In October 2005 we published our first Financial Director Guide To: Global Tax Strategy and high on the list of key agenda points was the need for boards to decide what kind of taxpayer they wanted to be. Was there value in trying out tax-saving schemes that might ultimately fail a legal challenge by the tax authorities, and risk the ire of the public as a result? Or is there a social responsibility issue, here, that overrides any real or apparent cut in the tax bill, compelling companies to determine what seems a 'fair' amount of tax and to just pay it, even if it's more than the sum that clever tax people say you should be handing over?
We return to the question of global tax strategy this month with another Guide, which our subscribers should find along with this month's magazine. This time, the international scene has come to the fore. Last November, for example, insurance group Hiscox announced it was going to up sticks and move to Bermuda because of the more competitive tax regime. In doing so, it would be on a more equal footing with its haven-based competitors.
Then HSBC stirred things up with a speech in which the company's head of tax let slip that the bank – which, as you'll remember from the letter 'H' in its name, used to be based in Hong Kong – had been approached by "a number of low tax jurisdictions" to see if they could tempt the global operator to relocate again. And Aidan Smith, FD of Liberty International, told us recently that the one-time South African-domiciled property group perhaps wouldn't today have chosen London as its base were it not for the new Reit (real estate investment trust) regime. Then, of course, there's U2 rock star Bono, whose move from Ireland to the Netherlands deprives the Emerald Isle of a taxable entity the size of a mid-cap corporate.

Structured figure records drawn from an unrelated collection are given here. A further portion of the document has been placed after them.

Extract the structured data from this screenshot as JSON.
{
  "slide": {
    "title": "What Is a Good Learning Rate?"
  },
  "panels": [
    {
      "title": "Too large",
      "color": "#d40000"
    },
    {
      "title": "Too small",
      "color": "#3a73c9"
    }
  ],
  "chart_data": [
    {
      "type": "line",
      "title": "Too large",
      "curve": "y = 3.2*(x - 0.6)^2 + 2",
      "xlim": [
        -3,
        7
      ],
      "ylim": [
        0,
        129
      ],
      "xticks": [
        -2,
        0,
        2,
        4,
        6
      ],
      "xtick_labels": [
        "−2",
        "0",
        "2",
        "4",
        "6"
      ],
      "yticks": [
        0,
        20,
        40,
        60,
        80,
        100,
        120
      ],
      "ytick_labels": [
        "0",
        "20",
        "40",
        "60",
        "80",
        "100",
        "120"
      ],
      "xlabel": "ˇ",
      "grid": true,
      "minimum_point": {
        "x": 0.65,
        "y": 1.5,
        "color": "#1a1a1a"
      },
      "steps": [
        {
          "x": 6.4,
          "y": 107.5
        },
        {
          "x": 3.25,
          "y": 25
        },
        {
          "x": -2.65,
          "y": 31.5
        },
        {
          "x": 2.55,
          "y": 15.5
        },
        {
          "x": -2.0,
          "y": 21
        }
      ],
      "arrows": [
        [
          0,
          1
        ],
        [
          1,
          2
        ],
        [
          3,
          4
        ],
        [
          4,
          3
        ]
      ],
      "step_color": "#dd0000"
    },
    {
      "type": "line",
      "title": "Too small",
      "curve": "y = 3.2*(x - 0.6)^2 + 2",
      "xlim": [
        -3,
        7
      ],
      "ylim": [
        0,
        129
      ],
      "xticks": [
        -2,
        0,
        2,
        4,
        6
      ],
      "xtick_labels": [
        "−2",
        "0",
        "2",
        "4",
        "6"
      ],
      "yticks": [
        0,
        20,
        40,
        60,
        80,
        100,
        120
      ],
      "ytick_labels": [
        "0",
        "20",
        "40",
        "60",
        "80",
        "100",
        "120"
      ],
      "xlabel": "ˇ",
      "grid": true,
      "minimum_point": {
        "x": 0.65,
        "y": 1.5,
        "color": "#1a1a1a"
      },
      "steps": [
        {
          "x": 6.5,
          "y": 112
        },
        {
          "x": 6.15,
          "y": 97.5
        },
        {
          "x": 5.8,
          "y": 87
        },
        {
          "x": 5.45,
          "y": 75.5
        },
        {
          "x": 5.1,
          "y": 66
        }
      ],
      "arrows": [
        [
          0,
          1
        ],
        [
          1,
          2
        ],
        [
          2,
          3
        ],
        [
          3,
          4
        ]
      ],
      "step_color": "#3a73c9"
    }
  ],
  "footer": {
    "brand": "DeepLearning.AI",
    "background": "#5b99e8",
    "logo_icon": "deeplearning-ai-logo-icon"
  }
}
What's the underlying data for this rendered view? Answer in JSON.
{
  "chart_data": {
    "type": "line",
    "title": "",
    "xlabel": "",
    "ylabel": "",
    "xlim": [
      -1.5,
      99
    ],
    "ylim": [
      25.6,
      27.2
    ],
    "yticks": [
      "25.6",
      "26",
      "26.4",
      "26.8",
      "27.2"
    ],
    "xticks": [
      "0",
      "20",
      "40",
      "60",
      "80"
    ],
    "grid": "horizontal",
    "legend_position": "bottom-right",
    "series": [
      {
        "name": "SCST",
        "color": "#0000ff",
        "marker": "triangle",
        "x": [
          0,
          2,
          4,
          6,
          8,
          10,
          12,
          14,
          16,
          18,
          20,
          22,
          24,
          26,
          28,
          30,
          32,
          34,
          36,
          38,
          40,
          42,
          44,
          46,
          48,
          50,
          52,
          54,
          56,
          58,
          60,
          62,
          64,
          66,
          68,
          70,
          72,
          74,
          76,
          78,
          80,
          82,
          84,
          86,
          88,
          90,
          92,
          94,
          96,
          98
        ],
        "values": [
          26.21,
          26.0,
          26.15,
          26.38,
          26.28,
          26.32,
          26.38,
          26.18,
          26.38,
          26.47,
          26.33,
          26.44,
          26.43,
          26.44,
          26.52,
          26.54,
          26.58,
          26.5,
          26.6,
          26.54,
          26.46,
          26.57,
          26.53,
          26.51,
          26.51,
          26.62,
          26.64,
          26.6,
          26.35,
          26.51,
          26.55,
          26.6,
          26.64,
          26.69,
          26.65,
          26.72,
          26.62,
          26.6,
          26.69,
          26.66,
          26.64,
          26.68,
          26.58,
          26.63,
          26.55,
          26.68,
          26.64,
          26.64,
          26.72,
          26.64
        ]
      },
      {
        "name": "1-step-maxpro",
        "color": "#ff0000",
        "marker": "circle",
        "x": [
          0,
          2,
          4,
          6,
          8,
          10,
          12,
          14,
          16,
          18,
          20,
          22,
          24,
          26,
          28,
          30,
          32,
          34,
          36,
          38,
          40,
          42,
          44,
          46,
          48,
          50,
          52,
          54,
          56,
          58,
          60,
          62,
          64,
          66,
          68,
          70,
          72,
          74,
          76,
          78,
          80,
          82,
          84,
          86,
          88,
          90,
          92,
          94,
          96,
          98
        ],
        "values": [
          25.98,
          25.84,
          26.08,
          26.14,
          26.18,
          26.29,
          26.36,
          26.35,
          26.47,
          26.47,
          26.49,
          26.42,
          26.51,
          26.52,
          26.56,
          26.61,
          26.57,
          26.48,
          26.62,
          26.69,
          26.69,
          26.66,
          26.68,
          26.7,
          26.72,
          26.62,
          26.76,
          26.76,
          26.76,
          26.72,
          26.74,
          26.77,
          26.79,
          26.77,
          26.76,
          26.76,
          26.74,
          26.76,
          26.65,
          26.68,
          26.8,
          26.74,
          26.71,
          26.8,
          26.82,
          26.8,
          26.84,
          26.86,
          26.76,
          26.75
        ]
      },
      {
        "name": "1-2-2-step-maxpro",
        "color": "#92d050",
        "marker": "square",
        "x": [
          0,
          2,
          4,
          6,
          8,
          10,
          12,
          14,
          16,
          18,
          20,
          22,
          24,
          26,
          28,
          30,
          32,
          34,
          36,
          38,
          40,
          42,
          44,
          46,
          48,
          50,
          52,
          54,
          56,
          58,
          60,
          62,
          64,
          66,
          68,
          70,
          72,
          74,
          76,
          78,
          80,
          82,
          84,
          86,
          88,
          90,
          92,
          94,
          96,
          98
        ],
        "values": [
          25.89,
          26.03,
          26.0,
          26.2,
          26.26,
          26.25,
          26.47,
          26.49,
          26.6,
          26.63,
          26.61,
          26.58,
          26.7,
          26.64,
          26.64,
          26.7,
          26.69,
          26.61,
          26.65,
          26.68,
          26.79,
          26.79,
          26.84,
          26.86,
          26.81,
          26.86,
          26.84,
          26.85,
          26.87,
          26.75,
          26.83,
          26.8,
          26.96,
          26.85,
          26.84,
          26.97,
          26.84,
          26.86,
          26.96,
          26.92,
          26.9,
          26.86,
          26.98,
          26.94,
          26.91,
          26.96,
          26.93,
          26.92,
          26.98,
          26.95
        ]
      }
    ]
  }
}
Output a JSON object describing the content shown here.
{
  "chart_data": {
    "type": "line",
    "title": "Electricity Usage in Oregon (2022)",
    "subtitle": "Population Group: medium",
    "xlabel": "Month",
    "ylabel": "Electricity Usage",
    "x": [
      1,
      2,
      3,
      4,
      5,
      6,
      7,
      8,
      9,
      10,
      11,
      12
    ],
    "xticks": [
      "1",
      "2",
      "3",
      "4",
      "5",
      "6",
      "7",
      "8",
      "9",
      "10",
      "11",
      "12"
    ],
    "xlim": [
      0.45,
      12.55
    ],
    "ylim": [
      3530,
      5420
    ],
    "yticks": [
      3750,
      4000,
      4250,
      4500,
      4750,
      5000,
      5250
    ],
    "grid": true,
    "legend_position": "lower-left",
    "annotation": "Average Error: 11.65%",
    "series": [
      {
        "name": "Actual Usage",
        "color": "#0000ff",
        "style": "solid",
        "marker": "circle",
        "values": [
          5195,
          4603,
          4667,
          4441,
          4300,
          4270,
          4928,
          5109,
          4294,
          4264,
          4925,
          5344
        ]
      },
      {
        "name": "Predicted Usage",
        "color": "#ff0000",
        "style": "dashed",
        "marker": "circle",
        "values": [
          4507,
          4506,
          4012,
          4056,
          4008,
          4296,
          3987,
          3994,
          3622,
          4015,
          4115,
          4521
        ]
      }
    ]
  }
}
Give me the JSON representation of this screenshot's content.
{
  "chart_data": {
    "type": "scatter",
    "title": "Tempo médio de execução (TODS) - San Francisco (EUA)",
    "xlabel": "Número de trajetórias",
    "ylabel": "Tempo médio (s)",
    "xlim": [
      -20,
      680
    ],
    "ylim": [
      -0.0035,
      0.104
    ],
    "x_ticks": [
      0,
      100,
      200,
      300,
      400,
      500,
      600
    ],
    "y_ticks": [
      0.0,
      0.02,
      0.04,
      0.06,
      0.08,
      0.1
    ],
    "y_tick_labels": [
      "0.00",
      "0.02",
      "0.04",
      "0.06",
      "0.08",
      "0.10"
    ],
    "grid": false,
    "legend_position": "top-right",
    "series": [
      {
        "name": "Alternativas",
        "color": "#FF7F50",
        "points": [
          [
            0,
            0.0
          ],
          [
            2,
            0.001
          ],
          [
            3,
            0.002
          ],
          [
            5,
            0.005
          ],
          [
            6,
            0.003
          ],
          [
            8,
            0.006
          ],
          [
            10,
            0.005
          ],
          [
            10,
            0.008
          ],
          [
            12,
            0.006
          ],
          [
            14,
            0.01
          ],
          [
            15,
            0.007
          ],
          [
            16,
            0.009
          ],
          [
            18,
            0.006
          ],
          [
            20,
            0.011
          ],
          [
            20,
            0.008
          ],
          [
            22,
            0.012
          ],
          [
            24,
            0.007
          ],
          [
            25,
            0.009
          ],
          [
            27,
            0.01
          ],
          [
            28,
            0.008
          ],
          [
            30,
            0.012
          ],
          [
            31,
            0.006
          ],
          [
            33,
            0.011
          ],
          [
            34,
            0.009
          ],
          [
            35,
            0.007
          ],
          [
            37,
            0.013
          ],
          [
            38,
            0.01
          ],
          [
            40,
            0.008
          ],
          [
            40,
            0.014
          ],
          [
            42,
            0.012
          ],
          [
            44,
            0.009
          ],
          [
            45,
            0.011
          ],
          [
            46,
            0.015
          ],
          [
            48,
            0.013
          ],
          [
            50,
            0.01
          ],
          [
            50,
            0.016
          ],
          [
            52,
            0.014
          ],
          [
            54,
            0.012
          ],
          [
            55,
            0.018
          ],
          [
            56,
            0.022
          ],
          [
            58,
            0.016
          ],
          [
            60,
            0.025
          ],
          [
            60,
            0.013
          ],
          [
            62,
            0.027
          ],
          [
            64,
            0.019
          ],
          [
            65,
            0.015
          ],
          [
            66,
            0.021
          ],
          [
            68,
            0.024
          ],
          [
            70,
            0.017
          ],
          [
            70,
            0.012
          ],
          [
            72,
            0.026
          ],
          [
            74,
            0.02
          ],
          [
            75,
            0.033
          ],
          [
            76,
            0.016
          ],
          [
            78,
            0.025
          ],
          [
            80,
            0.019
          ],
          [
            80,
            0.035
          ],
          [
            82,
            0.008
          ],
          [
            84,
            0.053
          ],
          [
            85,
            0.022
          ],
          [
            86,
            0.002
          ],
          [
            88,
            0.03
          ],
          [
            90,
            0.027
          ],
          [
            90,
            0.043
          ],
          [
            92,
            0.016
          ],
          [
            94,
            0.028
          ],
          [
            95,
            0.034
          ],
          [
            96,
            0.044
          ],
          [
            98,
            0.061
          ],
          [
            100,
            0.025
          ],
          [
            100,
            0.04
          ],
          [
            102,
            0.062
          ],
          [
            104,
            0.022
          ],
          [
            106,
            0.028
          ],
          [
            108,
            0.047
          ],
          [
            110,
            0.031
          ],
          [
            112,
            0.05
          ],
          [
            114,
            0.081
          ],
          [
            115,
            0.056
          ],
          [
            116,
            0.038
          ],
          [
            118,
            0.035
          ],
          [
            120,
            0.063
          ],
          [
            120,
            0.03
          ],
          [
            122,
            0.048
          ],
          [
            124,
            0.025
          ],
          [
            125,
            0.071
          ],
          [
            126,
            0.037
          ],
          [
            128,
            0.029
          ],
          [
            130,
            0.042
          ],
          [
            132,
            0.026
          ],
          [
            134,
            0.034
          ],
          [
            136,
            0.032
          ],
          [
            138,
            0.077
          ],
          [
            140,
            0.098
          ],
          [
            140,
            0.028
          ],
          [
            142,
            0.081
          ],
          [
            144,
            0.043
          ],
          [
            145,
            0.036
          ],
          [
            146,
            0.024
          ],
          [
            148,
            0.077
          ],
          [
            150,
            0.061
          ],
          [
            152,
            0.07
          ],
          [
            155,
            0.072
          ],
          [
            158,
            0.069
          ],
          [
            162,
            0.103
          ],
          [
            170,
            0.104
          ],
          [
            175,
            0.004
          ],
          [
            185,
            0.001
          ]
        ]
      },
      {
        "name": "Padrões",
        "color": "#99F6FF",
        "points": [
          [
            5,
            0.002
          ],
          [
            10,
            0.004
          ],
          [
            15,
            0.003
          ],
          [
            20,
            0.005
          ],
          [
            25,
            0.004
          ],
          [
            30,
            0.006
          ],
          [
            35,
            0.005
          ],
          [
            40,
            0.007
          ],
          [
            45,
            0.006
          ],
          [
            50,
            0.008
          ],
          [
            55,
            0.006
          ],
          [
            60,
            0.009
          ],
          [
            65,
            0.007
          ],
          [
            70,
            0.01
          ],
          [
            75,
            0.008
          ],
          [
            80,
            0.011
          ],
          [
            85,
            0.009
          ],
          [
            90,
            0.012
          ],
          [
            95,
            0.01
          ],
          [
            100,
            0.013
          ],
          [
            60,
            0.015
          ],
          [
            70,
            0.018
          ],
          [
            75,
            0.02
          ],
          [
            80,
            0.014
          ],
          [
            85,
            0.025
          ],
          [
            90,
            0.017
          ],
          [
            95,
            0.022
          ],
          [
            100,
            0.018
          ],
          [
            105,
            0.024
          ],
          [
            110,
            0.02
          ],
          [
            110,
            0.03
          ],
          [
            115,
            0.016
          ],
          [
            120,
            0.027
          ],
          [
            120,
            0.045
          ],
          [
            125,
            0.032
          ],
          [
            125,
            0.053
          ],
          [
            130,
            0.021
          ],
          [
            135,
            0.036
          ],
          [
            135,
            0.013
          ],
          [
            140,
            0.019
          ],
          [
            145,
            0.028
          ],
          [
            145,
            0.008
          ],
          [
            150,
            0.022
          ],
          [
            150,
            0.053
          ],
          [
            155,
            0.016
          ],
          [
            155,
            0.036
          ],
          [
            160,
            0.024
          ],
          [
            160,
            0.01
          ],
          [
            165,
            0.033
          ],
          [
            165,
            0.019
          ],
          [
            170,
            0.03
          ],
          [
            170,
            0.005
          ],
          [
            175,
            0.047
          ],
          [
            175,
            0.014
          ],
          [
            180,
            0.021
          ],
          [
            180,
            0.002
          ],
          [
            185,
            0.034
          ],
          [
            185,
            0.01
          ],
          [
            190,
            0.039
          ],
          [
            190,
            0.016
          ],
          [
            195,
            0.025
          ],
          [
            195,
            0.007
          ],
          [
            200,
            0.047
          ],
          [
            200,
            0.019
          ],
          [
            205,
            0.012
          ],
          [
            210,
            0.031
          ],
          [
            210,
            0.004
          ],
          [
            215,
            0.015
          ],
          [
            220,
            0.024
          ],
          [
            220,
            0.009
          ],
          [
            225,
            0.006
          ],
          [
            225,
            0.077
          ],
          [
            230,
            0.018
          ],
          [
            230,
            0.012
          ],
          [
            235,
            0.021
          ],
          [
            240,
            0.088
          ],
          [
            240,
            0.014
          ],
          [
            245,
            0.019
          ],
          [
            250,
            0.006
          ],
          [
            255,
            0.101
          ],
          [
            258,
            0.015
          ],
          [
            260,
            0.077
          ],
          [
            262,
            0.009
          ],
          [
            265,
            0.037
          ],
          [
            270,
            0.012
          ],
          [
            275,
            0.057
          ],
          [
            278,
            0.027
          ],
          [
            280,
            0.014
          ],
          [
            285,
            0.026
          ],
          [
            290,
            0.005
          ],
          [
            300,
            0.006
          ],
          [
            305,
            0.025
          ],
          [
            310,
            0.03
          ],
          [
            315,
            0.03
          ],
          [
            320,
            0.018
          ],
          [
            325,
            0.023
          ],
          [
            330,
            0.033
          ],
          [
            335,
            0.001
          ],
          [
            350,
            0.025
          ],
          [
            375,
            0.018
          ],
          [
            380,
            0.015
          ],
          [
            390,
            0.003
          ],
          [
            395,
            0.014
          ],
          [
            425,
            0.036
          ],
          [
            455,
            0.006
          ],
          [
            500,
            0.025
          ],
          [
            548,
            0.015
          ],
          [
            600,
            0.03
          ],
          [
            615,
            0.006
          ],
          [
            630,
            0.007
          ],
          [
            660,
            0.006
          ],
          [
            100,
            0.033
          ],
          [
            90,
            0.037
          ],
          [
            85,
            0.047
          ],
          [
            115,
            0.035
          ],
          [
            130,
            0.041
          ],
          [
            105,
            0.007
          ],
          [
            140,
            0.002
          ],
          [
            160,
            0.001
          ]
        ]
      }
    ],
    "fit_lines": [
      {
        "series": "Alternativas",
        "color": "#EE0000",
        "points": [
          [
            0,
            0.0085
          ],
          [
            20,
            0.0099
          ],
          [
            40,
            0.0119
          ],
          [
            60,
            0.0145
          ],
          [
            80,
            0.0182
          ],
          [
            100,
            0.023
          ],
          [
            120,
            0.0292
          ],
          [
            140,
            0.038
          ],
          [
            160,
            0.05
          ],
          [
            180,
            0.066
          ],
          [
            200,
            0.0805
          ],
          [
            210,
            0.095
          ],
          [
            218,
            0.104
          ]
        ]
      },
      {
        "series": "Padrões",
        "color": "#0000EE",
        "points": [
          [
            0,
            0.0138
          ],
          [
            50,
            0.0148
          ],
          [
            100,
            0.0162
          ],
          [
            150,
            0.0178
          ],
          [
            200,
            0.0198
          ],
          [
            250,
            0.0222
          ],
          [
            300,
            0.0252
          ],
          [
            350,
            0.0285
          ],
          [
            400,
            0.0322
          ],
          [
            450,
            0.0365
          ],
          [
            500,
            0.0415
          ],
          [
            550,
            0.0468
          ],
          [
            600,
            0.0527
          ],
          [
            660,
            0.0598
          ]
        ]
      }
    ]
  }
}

All the more ironic, then, that the OECD should be trying to stamp out 'non-compliance' with domestic tax laws while apparently having little interest in the fact that countries around the world are redrawing their tax codes to bring in foreign investors. Then there's the European Commission, busily pushing ahead with plans for a common consolidated corporate tax base (a hideous, stuttering, five-letter acronym, CCCTB), that, supposedly, will present a 28th tax jurisdiction option to businesses operating in the 27 EU member states. (If the Daily Mail ever finds out that this is the thin end of the European tax harmonisation wedge, stand well back.)
Complicated business, this global tax strategy stuff. More than ever, companies need clarity of thought and clarity in their tax reporting.